It is up to consumers to decide how to visualize a gap
entry.
It should be noted that the name
field won't mean a lot for a gap
entry.
However, consumers should be capable of decoding a string there - including an
empty one.
A scope
entry (scope_entry
, scope_exit
) is intended to let the consumer
know when a certain scope has been "entered" or "exited". The concepts of
scope, entry and exit are left for the language to define, and it is assumed
the reader of this document is familiar enough with the language to have an
understanding of such concepts.
A scope
entry contains no data. Upon reading the marker, consumers are done
decoding the entire content of the entry. The underlying assumption is that
some other layer of communication is providing location or addressing information
to enable the consumer to follow through the flow of entry and exit log entries.
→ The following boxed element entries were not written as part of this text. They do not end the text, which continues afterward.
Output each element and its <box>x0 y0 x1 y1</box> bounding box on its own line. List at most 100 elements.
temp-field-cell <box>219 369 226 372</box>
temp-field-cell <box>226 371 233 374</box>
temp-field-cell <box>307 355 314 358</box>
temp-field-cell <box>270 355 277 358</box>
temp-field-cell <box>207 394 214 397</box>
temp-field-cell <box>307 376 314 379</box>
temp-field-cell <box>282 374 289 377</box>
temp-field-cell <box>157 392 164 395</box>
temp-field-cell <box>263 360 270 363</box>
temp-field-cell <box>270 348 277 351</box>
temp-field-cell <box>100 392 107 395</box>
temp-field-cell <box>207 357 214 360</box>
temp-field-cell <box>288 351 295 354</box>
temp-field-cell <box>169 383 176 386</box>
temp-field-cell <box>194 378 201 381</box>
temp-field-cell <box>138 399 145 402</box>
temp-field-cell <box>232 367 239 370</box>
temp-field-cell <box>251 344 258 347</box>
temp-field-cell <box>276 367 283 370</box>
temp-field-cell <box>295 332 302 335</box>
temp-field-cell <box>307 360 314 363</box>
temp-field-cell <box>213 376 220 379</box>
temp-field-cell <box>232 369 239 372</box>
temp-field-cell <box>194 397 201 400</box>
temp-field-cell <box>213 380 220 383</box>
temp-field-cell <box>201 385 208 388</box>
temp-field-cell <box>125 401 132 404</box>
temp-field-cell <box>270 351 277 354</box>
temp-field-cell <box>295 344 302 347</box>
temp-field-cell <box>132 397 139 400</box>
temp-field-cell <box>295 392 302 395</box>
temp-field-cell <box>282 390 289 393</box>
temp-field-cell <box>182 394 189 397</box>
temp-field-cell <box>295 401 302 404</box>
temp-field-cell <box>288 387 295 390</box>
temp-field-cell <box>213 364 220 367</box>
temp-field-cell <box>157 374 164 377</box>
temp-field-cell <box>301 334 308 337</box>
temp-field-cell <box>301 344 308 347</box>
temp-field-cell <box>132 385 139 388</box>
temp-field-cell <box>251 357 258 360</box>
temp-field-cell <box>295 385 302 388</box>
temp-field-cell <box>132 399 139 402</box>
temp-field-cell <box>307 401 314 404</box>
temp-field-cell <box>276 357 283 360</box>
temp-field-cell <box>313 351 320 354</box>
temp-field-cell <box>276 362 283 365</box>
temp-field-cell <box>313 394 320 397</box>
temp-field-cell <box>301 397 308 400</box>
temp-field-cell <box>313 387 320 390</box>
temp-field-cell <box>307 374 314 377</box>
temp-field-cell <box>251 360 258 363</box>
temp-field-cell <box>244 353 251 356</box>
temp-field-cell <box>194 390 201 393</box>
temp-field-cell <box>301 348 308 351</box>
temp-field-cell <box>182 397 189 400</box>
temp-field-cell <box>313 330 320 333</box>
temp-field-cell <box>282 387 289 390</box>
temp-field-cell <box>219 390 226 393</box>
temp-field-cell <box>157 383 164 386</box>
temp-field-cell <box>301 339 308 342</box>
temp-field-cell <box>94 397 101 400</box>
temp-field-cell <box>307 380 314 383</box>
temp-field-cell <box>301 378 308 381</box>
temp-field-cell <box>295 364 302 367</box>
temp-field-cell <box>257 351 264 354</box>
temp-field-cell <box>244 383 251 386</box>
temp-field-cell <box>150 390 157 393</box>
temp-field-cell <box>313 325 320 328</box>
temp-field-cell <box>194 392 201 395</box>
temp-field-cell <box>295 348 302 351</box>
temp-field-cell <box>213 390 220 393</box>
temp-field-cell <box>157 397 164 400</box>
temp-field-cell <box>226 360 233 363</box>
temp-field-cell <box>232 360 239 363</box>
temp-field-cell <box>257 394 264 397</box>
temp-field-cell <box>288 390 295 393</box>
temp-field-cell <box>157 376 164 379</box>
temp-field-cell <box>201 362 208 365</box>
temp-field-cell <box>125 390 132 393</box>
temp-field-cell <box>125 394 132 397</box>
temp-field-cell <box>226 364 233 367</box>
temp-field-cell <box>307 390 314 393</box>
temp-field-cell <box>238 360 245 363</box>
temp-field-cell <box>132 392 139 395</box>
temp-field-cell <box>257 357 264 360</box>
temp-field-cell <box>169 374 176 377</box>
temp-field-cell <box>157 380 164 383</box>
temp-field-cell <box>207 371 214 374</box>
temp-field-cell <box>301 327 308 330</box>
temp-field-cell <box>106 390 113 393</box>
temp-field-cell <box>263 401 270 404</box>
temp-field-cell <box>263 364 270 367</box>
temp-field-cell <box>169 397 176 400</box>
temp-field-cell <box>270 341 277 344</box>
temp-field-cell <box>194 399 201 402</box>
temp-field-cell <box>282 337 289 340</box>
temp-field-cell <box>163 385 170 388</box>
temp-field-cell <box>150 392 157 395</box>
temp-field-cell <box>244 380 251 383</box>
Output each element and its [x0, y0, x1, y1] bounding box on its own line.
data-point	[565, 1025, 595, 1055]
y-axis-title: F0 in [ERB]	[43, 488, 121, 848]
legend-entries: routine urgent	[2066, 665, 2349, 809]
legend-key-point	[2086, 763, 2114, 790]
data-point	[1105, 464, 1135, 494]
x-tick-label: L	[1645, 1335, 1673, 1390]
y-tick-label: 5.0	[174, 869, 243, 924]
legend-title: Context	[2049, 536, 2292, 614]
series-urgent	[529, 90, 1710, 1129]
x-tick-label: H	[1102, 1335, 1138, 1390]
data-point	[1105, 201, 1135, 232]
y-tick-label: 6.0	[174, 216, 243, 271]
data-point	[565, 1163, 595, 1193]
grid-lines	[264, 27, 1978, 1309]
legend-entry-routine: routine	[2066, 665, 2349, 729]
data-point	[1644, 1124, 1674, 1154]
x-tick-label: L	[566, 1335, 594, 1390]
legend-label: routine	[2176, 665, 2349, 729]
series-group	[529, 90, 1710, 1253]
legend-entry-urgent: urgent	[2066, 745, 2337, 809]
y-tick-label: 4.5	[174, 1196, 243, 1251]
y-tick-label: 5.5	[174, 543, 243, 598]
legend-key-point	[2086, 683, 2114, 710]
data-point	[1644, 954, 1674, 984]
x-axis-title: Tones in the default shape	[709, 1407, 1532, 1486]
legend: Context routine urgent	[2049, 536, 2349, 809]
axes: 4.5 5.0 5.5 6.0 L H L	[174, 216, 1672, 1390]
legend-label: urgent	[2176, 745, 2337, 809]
It is up to consumers to decide how to visualize a scope
entry.
It should be noted that the name
field won't mean a lot for a scope
entry.
However, consumers should be capable of decoding a string there - including an
empty one.
An error
log entry is intended as a placeholder for things that are missing
from the log as a result of an internal logger issue with producing data.
An error
entry is followed by string
data, possibly an empty string
.
This is meant to provide an explanation for the issue - and will most likely
be empty when the logger doesn't have an explanation (e.g. runtime errors).
It is up to consumers to decide how to visualize an error
entry.